Aussi, pour ne pas demeurer en reste, pressentant que l’obligation viendra de porter des masques dès qu’on sera en mesure d’en produire et d’en distribuer suffisamment à tous, j’ai décidé d’anticiper, de m’habituer dès à présent à porter ces horribles choses, bref, d’avancer moi aussi masquée.
Prenant le relais de Que Choisir, dans la série « j’ai testé pour vous », j’ai donc testé plusieurs masques : les masques en tissu 3 plis fabriqués par une copine couturière et même le masque sans couture et sans élastique (c’est la crise de l’élastique partout ne le saviez-vous pas ?) que j’ai fabriqué de mes propres petites mimines (et plus propres que propres parce que lavées plein de fois par jour) à partir du patron publié la semaine dernière dans Paris Normandie.
Le résultat des courses ? Mes premières expériences sont… comment dire … mitigées…
Sur les aspects pratiques :
- Les liens à nouer derrière la tête, un en haut, l’autre en bas, pas commode du tout à attacher, ça se relâche, le masque glisse et comme normalement une fois mis, on ne devrait plus y porter les mains, on a déjà tout faux.
- Les élastiques du type élastique à culotte (mais je vous parle d’un temps que les moins de vingt ans…qui répare encore ses culottes ?) derrière les oreilles, c’est pas mal du tout mais mieux vaut ne pas porter de boucles d’oreilles pendantes sinon on bricole…
- Deux élastiques plus larges qui enserrent la tête (on enfile le masque comme un collier que l’on remonte) : ça tient bien mais ça décoiffe.
- Le masque sans couture ni élastique : si le tissu employé n’est pas suffisamment résistant, il y a risque qu’il lâche au niveau des oreilles après plusieurs utilisations (sauf à revoir et adapter le patron).
- Et puis et puis, quel que soit le modèle utilisé, j’ai trouvé que ça tient chaud, ça provoque de la buée sur les lunettes et surtout ça donne irrémédiablement envie de se gratter le nez, geste bien sûr hautement prohibé !
Ce n’étaient là que les côtés pratiques ou pas pratiques, c’est selon, de la chose.

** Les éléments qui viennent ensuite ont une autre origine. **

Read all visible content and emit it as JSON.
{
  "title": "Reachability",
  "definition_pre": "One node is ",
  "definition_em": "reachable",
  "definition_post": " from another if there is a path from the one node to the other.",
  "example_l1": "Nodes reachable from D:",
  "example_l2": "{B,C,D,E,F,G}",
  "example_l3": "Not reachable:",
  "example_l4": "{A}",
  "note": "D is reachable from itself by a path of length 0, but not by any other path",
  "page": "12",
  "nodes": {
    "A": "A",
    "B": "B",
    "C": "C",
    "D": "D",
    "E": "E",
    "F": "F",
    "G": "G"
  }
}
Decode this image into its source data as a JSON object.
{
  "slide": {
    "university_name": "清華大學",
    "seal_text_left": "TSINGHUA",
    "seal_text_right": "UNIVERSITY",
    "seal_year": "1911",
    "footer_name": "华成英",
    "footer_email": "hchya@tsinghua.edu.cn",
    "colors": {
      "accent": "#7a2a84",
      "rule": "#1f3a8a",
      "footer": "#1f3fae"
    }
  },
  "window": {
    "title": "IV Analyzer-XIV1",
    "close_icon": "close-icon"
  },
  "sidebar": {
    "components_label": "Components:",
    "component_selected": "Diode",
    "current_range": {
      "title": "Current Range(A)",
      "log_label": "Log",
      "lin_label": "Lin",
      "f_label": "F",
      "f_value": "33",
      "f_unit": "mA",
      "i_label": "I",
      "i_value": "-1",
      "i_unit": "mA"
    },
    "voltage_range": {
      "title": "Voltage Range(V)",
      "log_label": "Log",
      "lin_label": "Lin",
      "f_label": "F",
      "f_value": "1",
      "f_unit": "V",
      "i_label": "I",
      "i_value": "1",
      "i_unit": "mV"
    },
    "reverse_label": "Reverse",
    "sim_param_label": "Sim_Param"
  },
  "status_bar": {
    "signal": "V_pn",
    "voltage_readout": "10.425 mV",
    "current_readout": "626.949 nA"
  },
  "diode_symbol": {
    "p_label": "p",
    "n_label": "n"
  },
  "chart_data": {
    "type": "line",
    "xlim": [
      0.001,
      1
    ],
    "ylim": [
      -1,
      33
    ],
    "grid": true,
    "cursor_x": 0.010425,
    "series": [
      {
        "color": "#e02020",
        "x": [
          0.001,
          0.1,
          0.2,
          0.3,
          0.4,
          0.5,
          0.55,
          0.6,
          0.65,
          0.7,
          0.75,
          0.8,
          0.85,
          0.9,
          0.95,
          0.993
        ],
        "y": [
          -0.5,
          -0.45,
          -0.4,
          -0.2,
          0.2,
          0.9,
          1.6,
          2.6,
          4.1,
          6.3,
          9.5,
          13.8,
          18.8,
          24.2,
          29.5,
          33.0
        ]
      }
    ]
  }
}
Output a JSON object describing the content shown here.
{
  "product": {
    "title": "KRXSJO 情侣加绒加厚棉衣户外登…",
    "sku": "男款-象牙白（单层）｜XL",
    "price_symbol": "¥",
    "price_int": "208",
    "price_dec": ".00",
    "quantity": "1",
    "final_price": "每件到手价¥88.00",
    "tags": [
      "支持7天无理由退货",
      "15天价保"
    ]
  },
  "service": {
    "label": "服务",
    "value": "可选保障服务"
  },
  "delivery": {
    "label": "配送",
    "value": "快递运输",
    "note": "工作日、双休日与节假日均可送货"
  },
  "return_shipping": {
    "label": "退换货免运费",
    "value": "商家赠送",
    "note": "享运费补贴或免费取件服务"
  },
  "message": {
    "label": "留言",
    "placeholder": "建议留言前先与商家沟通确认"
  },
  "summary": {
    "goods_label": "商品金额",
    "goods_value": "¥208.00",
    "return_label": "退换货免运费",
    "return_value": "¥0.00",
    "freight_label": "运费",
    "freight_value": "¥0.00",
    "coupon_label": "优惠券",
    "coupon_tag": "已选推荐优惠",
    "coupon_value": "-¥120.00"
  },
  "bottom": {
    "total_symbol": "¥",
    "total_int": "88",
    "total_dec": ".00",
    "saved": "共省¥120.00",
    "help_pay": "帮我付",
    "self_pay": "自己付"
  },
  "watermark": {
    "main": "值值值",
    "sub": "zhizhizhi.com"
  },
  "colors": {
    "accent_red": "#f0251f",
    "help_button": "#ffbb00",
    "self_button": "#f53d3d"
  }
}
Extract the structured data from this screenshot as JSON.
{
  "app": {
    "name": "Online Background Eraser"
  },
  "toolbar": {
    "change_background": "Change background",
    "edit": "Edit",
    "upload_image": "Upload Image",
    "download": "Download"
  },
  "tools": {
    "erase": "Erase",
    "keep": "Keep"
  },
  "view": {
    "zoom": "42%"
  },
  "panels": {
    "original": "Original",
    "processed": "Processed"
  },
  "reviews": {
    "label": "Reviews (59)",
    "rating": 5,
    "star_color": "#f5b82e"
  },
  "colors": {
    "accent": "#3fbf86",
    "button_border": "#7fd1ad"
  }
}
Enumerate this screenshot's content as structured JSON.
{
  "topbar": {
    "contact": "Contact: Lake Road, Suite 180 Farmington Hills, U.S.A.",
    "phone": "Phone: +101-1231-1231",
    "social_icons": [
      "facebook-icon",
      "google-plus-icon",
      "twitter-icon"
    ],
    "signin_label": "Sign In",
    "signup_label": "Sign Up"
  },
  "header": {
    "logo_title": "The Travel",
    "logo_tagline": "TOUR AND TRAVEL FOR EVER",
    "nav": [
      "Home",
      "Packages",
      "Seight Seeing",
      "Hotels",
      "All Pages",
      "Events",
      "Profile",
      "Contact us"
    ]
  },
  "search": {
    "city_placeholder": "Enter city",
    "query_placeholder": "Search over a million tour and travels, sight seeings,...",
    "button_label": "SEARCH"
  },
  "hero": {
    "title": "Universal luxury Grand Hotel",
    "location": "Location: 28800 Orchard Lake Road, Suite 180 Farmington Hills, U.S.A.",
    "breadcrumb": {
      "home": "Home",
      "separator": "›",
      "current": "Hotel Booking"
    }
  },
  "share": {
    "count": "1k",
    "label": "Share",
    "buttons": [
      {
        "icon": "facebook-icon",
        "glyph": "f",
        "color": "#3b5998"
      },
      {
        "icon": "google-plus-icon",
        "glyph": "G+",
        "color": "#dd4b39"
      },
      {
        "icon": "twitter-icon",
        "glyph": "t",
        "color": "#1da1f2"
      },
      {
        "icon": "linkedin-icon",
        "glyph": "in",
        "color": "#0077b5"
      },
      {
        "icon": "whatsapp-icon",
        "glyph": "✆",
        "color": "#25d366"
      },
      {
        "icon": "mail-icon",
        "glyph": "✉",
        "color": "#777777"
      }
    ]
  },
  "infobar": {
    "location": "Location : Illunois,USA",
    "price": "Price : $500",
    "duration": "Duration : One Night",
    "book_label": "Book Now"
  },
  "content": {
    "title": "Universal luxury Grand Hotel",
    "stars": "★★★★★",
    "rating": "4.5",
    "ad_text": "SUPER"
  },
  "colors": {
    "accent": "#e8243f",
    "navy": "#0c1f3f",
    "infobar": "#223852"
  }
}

Venons-en aux aspects symboliques et sociétaux.
Même si le masque gagne du terrain, on en voit de plus en plus tous les jours, certaines personnes que je croise, qui résistent et sortent encore sans masque, me regardent, soit comme je regardais les touristes asiatiques avec un léger mépris amusé, (encore une vieille qui psychote…), soit avec une méfiance non dissimulée : je dois être bien bien contagieuse pour me cacher pareillement ; du coup elles rajoutent un grand écart dans leur manière de me croiser, on se sent encore plus isolé.
Je voudrais pouvoir leur dire que je ne leur veux que du bien, que c’est d’abord pour les protéger de mes postillons, mais parler à travers le masque bien ajusté oblige à parler plus fort, à mieux articuler, alors je me contente de leur décocher mes plus beaux sourires… mais ça ne marche pas, allez savoir pourquoi !?